N.B: the additional lines to the file.   
These lines are the lines needed to Deny Access to any sites you want.
 
Step 5:
This is were we make the list of 'Bad Sites'
Just use your favorite Text Editor (e.g. UltraEdit) and add 1 URL per line.

N.B: I have a list of Add Sites that I put together from the SquidGuard Blacklist
(http://ftp.teledanmark.no/pub/www/proxy/squidGuard/contrib/blacklists.tar.gz)
The list has over 400 Add servers listed.

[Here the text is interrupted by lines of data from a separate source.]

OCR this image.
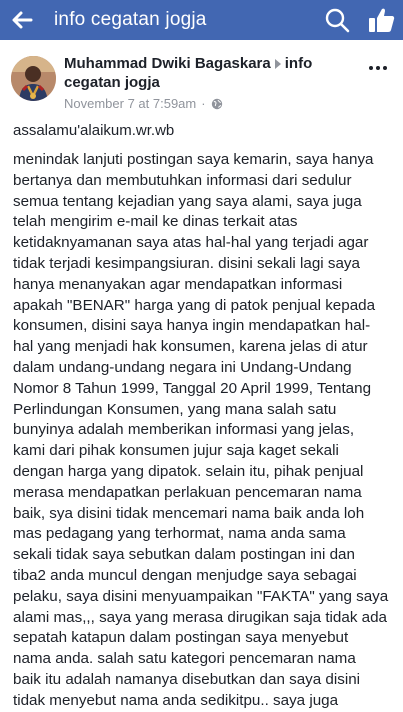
info cegatan jogja
Muhammad Dwiki Bagaskara info cegatan jogja
November 7 at 7:59am ·
assalamu'alaikum.wr.wb
menindak lanjuti postingan saya kemarin, saya hanya
bertanya dan membutuhkan informasi dari sedulur
semua tentang kejadian yang saya alami, saya juga
telah mengirim e-mail ke dinas terkait atas
ketidaknyamanan saya atas hal-hal yang terjadi agar
tidak terjadi kesimpangsiuran. disini sekali lagi saya
hanya menanyakan agar mendapatkan informasi
apakah "BENAR" harga yang di patok penjual kepada
konsumen, disini saya hanya ingin mendapatkan hal-
hal yang menjadi hak konsumen, karena jelas di atur
dalam undang-undang negara ini Undang-Undang
Nomor 8 Tahun 1999, Tanggal 20 April 1999, Tentang
Perlindungan Konsumen, yang mana salah satu
bunyinya adalah memberikan informasi yang jelas,
kami dari pihak konsumen jujur saja kaget sekali
dengan harga yang dipatok. selain itu, pihak penjual
merasa mendapatkan perlakuan pencemaran nama
baik, sya disini tidak mencemari nama baik anda loh
mas pedagang yang terhormat, nama anda sama
sekali tidak saya sebutkan dalam postingan ini dan
tiba2 anda muncul dengan menjudge saya sebagai
pelaku, saya disini menyuampaikan "FAKTA" yang saya
alami mas,,, saya yang merasa dirugikan saja tidak ada
sepatah katapun dalam postingan saya menyebut
nama anda. salah satu kategori pencemaran nama
baik itu adalah namanya disebutkan dan saya disini
tidak menyebut nama anda sedikitpu.. saya juga
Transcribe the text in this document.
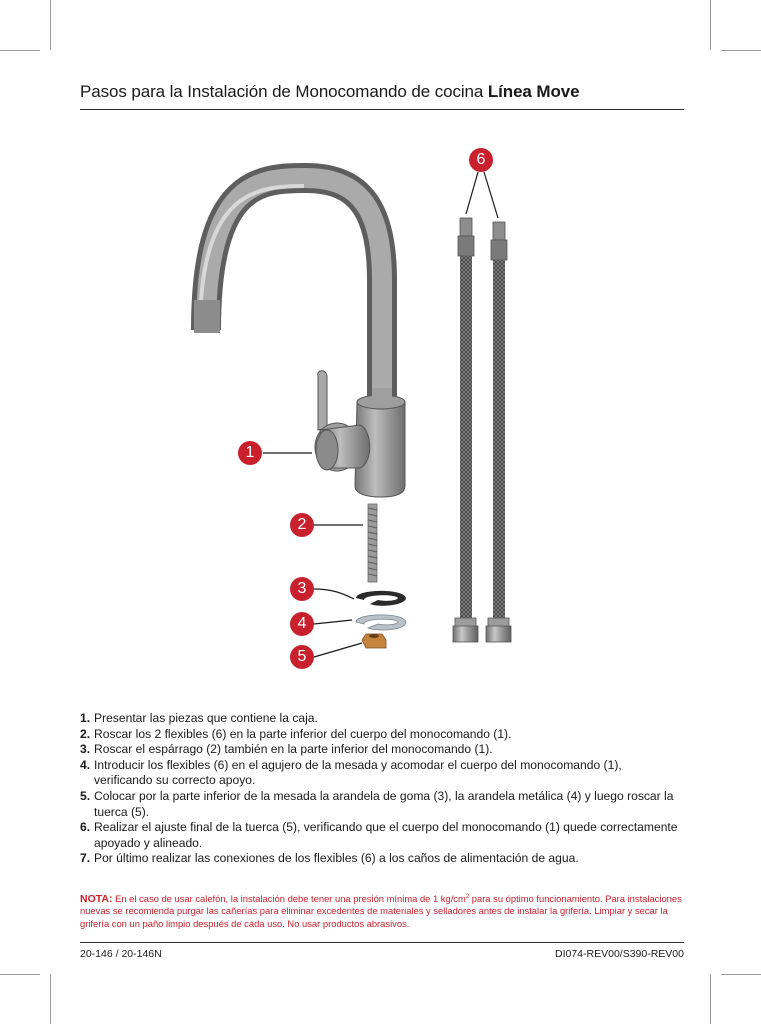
Pasos para la Instalación de Monocomando de cocina Línea Move
1
2
3
4
5
6
1. Presentar las piezas que contiene la caja.
2. Roscar los 2 flexibles (6) en la parte inferior del cuerpo del monocomando (1).
3. Roscar el espárrago (2) también en la parte inferior del monocomando (1).
4. Introducir los flexibles (6) en el agujero de la mesada y acomodar el cuerpo del monocomando (1), verificando su correcto apoyo.
5. Colocar por la parte inferior de la mesada la arandela de goma (3), la arandela metálica (4) y luego roscar la tuerca (5).
6. Realizar el ajuste final de la tuerca (5), verificando que el cuerpo del monocomando (1) quede correctamente apoyado y alineado.
7. Por último realizar las conexiones de los flexibles (6) a los caños de alimentación de agua.
NOTA: En el caso de usar calefón, la instalación debe tener una presión mínima de 1 $kg/cm^2$ para su óptimo funcionamiento. Para instalaciones nuevas se recomienda purgar las cañerías para eliminar excedentes de materiales y selladores antes de instalar la grifería. Limpiar y secar la grifería con un paño limpio después de cada uso. No usar productos abrasivos.
20-146 / 20-146N	DI074-REV00/S390-REV00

Once the list is completed save the file as 'badsites.txt' the director we put the squid.conf file in.
 

Step 6:
Now all we need to do is to Copy(F5) the new files to the directory /var/ipcop/proxy on the IPCop Box.
 

N.B: Agree to Overwright the file 'squid.conf' when prompted

Step 6:
The Last Step !!!!
Restart The IPCop Box.


That's It. That's all there is to it. Once the IPCop is up and running again after the restart and after you have connected to the Internet, open a Web Browser and type in one off the address you added to the badsites.txt file. You should see an 'Access Denied' Message generated by your Squid Proxy.